Der Titelzusatz "eine andere Geschichte"
lässt vermuten, dass Geschichte neu und im Gegensatz zur
bisherigen Geschichtsschreibung verfasst wird. Vielmehr versucht der
Autor jedoch, historisches Wissen neu zu bündeln, bietet einen
geordneten Überblick über ein Jahrhundert an. Daher
ist "Die Welt im Zwiespalt" auch keine Weltgeschichte,
die sich darin
erschöpft, in Auswahl darzustellen, was wann und wo geschah.
Zahlreiche historische Daten werden wie nebenbei erwähnt und
als bekannt vorausgesetzt; der Autor stellt die mehr oder weniger
geläufigen Fakten fachkundig zusammen und führt
zielstrebig hin zu Sinnzusammenhängen. Dabei ist er bewusst
eurozentrisch und oft auch deutschlandlastig: Schließlich war
sein Heimatland im politisch-militärischen Geschehen und auch
in der Wissens- und Wirtschaftsgeschichte, im Negativen wie im
Positiven, zwischen 1901 und 2000 führend. Ob allerdings
Österreich-Ungarn zu den "Ränder[n] der
europäischen Welt" (Seite 140) gehörte,
bleibt ein hinterfragenswertes Detail.
Manchmal würde man sich weitere Fußnoten und
Erklärungen wünschen, z.B. wenn der Autor feststellt,
dass es in der zweiten Hälfte des 20. Jahrhunderts in Europa -
konkret wieder "an den Rändern Europas" -
zwölf Kriege gegeben habe, in Lateinamerika 29 (Seite 24f.).
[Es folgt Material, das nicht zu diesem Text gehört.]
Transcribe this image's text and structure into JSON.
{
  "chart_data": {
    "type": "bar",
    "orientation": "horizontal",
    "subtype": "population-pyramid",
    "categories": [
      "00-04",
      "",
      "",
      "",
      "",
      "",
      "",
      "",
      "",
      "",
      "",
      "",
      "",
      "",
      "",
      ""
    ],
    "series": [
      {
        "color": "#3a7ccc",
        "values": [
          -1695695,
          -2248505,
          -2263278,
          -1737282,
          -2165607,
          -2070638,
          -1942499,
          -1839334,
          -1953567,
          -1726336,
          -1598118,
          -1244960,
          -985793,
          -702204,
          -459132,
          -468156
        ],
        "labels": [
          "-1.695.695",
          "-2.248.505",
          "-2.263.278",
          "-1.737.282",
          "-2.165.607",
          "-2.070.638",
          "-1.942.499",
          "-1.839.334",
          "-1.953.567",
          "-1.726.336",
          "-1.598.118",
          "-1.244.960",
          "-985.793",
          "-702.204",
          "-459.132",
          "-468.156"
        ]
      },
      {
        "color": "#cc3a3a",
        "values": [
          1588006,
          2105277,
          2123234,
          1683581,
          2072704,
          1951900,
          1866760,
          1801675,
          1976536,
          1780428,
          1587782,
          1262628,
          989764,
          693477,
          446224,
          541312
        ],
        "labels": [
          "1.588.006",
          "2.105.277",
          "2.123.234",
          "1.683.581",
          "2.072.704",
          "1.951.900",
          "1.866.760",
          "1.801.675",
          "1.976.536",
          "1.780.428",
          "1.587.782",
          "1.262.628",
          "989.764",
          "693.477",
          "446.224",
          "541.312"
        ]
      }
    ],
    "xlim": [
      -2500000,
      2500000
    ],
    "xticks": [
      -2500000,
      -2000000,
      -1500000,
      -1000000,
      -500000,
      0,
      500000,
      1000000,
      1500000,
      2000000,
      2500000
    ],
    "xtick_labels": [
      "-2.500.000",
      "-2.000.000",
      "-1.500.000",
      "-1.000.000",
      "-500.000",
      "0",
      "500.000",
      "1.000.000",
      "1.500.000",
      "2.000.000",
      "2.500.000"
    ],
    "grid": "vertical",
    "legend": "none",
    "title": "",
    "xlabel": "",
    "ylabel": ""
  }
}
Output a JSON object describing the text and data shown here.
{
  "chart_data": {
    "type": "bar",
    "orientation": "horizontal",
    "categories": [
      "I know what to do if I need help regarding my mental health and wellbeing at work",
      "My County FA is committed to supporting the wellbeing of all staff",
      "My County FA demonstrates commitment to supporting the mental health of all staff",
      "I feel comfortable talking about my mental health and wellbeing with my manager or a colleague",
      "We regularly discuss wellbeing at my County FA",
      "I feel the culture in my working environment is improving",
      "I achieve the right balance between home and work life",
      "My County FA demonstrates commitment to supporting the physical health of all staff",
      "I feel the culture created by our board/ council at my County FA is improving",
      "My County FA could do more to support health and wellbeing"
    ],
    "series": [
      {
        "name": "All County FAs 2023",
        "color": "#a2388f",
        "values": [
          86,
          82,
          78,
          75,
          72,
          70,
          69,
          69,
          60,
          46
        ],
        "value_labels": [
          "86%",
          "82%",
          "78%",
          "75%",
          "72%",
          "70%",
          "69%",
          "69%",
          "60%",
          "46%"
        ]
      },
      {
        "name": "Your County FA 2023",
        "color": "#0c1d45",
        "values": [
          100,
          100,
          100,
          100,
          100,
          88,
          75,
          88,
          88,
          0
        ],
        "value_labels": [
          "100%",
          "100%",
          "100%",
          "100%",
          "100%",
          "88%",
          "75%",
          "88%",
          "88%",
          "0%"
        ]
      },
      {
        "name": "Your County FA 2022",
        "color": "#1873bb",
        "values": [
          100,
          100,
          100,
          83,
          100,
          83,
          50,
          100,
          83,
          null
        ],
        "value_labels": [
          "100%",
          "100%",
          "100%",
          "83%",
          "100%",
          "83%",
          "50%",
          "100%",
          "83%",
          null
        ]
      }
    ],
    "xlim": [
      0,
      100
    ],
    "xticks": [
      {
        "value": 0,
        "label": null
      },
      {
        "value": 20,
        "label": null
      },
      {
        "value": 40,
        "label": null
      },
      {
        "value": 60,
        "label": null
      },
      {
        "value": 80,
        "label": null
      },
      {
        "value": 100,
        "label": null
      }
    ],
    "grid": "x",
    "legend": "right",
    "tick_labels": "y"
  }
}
Welche waren das, fragt man sich, um aber sofort von einer
überaus klaren Sprache und in schlüssigen
Argumentationen zu den Hauptaussagen des Buches geleitet zu werden,
dazu, dass Geschichte nicht auf einen einzigen Nenner zu bringen ist,
sie immer auch "die Gleichzeitigkeit von Ungleichzeitigem"
(Seite 10) ist.
Fundierte und zum Weiter-, Nach- und Umdenken anregende
Geschichtslektüre!
(Wolfgang Moser; 03/2017)
Edgar
Wolfrum: "Welt im Zwiespalt. Eine andere Geschichte des 20.
Jahrhunderts"
Klett-Cotta, 2017. 447 Seiten,
mit zahlreichen Abbildungen, 16 Seiten Tafelteil.